If a student or faculty member got angry with the slaves, violence was an acceptable punishment. An example of this comes from Brophy’s research when he claims that one student, when no coal was brought to his room for warmth purposes, stuck a fork into the slave’s arm as a response.
Basil Manly, former South Carolina church minister turned University president from 1837 to 1855, owned 38 slaves. Two of which are the very ones buried in the small cemetery today. Thanks to his diaries and Brophy’s research we are allowed a look into the University’s antebellum past. One of Manly’s entries describes an incident of a slave named Sam not taking coal from a student’s room and getting chastised and punished in front of a small faculty audience. In one of his sermons on the “Duties of Masters and Servants”, Manly stated that slavery made slaves “happy and industrious” while making the masters “prosperous and beneficent.”
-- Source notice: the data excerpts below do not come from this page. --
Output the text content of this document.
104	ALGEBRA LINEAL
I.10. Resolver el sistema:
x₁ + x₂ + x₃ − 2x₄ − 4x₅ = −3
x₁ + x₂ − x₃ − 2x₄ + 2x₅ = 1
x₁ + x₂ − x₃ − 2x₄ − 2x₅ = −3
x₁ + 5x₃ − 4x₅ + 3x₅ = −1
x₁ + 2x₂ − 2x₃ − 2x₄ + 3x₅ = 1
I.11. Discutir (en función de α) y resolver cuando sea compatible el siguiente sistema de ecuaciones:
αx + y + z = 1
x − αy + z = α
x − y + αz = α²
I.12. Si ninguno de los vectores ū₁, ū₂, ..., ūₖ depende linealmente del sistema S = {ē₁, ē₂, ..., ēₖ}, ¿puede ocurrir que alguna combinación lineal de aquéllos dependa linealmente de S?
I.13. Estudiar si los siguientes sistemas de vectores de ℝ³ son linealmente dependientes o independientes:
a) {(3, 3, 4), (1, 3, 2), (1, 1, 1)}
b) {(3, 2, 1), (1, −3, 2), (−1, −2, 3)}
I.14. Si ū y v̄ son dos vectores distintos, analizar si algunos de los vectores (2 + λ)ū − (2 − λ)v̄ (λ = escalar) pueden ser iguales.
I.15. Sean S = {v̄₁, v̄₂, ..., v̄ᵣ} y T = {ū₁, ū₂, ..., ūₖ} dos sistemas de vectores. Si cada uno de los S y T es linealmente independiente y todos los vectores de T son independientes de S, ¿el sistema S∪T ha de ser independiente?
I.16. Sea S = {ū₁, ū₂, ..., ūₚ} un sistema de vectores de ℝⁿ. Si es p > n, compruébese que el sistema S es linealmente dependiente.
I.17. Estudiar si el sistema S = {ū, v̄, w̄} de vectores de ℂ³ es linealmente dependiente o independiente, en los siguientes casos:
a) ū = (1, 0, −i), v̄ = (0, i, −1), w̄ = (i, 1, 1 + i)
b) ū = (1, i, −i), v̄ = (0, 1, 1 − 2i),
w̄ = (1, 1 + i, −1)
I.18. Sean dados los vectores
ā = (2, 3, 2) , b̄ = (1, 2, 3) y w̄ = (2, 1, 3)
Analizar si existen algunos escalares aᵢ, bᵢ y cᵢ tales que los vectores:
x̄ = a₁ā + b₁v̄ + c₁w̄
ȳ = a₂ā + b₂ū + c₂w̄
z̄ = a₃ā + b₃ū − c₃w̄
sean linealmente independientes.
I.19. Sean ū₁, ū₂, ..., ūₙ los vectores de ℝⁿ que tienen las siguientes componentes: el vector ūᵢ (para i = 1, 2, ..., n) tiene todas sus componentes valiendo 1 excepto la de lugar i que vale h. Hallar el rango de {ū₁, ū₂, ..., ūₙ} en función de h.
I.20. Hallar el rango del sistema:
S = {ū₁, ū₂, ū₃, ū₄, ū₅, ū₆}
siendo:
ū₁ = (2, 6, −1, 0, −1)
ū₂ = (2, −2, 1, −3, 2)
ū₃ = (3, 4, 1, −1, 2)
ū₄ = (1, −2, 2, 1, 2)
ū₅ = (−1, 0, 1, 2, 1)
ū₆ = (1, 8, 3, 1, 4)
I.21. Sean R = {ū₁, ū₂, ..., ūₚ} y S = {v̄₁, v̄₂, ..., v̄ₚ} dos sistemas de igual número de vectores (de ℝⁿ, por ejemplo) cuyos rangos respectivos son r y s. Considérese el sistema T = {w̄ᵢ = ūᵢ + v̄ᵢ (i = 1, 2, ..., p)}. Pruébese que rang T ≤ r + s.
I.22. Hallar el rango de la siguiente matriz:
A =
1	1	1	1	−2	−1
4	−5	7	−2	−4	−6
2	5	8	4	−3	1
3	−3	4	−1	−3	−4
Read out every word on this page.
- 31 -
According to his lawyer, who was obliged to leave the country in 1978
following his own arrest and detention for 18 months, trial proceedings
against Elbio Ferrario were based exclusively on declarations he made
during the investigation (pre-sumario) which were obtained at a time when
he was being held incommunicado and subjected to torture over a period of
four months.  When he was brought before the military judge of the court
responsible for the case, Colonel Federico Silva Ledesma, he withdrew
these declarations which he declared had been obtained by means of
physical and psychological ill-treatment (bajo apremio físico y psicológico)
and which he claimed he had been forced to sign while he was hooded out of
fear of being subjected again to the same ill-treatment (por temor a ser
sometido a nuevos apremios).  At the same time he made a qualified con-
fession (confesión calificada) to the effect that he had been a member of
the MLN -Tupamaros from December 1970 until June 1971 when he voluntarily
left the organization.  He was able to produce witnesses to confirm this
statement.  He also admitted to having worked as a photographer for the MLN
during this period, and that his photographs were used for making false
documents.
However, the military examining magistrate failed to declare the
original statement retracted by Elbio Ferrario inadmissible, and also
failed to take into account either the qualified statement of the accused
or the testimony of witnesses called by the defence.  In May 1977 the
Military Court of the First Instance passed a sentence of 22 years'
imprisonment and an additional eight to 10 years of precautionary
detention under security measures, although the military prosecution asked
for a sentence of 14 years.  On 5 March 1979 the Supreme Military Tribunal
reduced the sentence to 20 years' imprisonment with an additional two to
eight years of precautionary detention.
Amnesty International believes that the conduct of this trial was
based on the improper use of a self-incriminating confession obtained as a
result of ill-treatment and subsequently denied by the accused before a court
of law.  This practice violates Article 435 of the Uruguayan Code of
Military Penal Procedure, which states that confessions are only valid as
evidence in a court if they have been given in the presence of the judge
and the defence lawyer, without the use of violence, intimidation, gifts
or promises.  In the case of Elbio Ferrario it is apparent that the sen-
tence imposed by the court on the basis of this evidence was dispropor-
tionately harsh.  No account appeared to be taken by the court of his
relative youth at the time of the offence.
Following in Manly’s footsteps was successor Landon Garland, English professor turned University president from 1855 to 1870. In his first lecture he stated that “the negro” through slavery has been taken up from the condition of barbarity and ignorance and “made serviceable to himself and the world, and elevated and improved socially, morally, intellectually, and physically.”
Upon being brought to light from Brophy’s research the University issued a formal apology for their past and held the memorial service for the marking of the two graves, and the small cemetery was born. Along with this, they also marked three other graves near the President’s mansion and the slave quarters behind it.
Facing the past is the only way to learn and continue on. It cannot be buried and unmarked. It must continue to be discussed, remembered, and learned for the prosperity of all involved and, in this case, the University as a whole. Which is why these marked sites became a part of the University tour in 2004. Thanks to the research of one man, lives are remembered and celebrated, unearthed and cherished, and two silently sit in the shadow of the biology building, just waiting to be rediscovered.